Les Flood was a regular at the ‘White Horse’ pub meetings and conventions, and was also one of the ‘Gang of Four’ (along with John Wyndham) who launched the International Fantasy Awards in 1951. He was involved with the establishment of the London-based SF Luncheon Club in 1954, and in 1957 presented the final IFA to a bemused J.R.R. Tolkien for Lord of the Rings. Les was closely associated with Ted Carnell’s New Worlds as a reviewer and supporter, and eventually took over the Carnell literary agency when Ted retired. Les died in August 2007 in Spain, where he had lived for many years.
Illustration: Rowena Morrill. (GFDL)
“What I will be remembered for are the ‘Foundation’ Trilogy and the Three Laws of Robotics. What I want to be remembered for is no one book, or no dozen books. Any single thing I have written can be paralleled or even surpassed by something someone else has done. However, my total corpus for quantity, quality and variety can be duplicated by no one else. That is what I want to be remembered for.” – 20 September 1973; included in Yours, Isaac Asimov, 1995.
Isaac Asimov was born on 2 January 1920 and died on 6 April 1992. The asteroid 5020 Asimov is also named in his honour.
Photo: Pete Young, 2007 (CC by-nc-sa 3.0).
The distinctively bohemian Chelsea Hotel, at 222 West 23rd Street, New York, was opened in 1884 as one of the city’s earliest cooperative apartment houses. It became a hotel around 1905 and is now on the US National Register of Historic Places. Artists and writers who have lived here over the years include Brendan Behan, William Burroughs, Arthur B. Davies, James T. Farrell, Robert J. Flaherty, O. Henry, Arthur Miller, James Schuyler, John Sloan, Dylan Thomas, Virgil Thomson, Thomas Wolfe... and Arthur C. Clarke, who first stayed here in 1956, and again in 1964 while writing 2001: A Space Odyssey.

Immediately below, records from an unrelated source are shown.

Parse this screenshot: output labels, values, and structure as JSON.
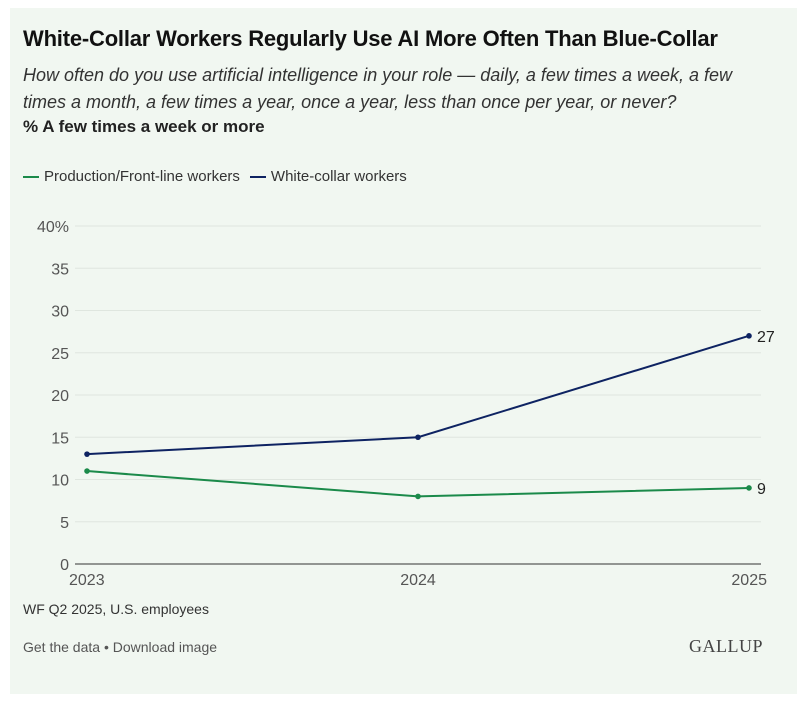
{
  "header": {
    "title": "White-Collar Workers Regularly Use AI More Often Than Blue-Collar",
    "subtitle": "How often do you use artificial intelligence in your role — daily, a few times a week, a few times a month, a few times a year, once a year, less than once per year, or never?",
    "measure": "% A few times a week or more"
  },
  "chart_data": {
    "type": "line",
    "x": [
      "2023",
      "2024",
      "2025"
    ],
    "series": [
      {
        "name": "Production/Front-line workers",
        "color": "#1b8a4a",
        "values": [
          11,
          8,
          9
        ]
      },
      {
        "name": "White-collar workers",
        "color": "#0e2362",
        "values": [
          13,
          15,
          27
        ]
      }
    ],
    "y_ticks": [
      0,
      5,
      10,
      15,
      20,
      25,
      30,
      35,
      40
    ],
    "top_tick_label": "40%",
    "ylim": [
      0,
      40
    ],
    "end_labels": [
      "9",
      "27"
    ],
    "grid": true,
    "legend_position": "top-left"
  },
  "footer": {
    "note": "WF Q2 2025, U.S. employees",
    "link_data": "Get the data",
    "separator": " • ",
    "link_image": "Download image",
    "brand": "GALLUP"
  },
  "colors": {
    "background": "#f1f7f1",
    "grid": "#dfe6df",
    "axis": "#333333"
  }
}
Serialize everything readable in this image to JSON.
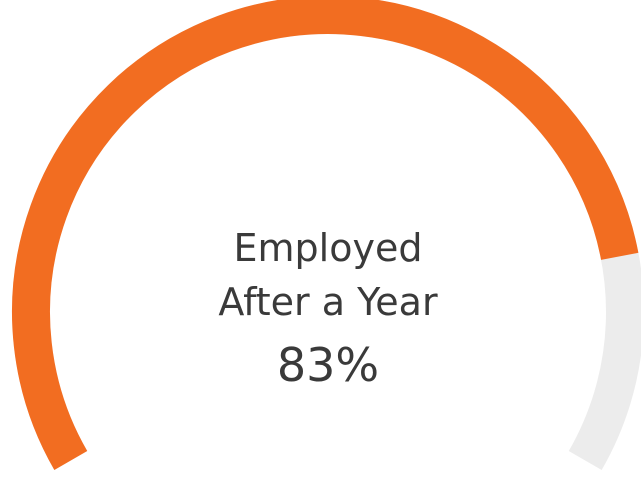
{
  "chart_data": {
    "type": "gauge",
    "label_lines": [
      "Employed",
      "After a Year"
    ],
    "value": 83,
    "value_label": "83%",
    "max": 100,
    "colors": {
      "fill": "#f26d21",
      "track": "#ececec"
    }
  }
}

Photo: NASA. (public domain)
Born on 23 March 1912 in Wyrzysk in the German Kingdom of Prussia (now Poland), Wernher von Braun has become known as ‘the father of modern space flight’, and is pictured here standing by the five F-1 engines of a Saturn V launch vehicle. His modest contribution to science fiction was his novel Project Mars: a Technical Tale, set in 1980, and which, according to his biographer Erik Bergaust, was rejected by no less than eighteen publishers. He later published portions of this work in magazines to illustrate and popularize Project Mars, and only in 2006 was the complete manuscript published as a book. The novel was also used as the basis for Byron Haskin’s film Conquest of Space in 1955, though von Braun was not credited.
Photos: publicity shots, © 2005 Hanson Robotics, all rights reserved.
The PKD-A Android, also known as ‘RoboPhil’ and built by Hanson Robotics, converges numerous machine perception and AI technologies to mimic Philip K. Dick’s conversation style and facial movements. RoboPhil also had his own living environment known as ‘Club VALIS’, and has since attended several conventions, including Comic-Con in July 2005 at which he appeared as a panelist. ‘RoboPhil’ went missing in January 2006: he was packed for a flight to California, was last seen being loaded onto the plane, and has still not been recovered.
Photo: Pat Cadigan, 2006. (CC by-nc-sa 2.0)
A very rare still from the lost (and sadly never-seen) episode from the original series of Star Trek: ‘The Blonde On The Edge of Forever’.
Photo: © 2004 Cheryl Morgan, used by permission.
Jeff VanderMeer and Alien Baby at Concourse, the 55th British National Science Fiction Convention (Eastercon) at Blackpool, Lancashire, April 2004.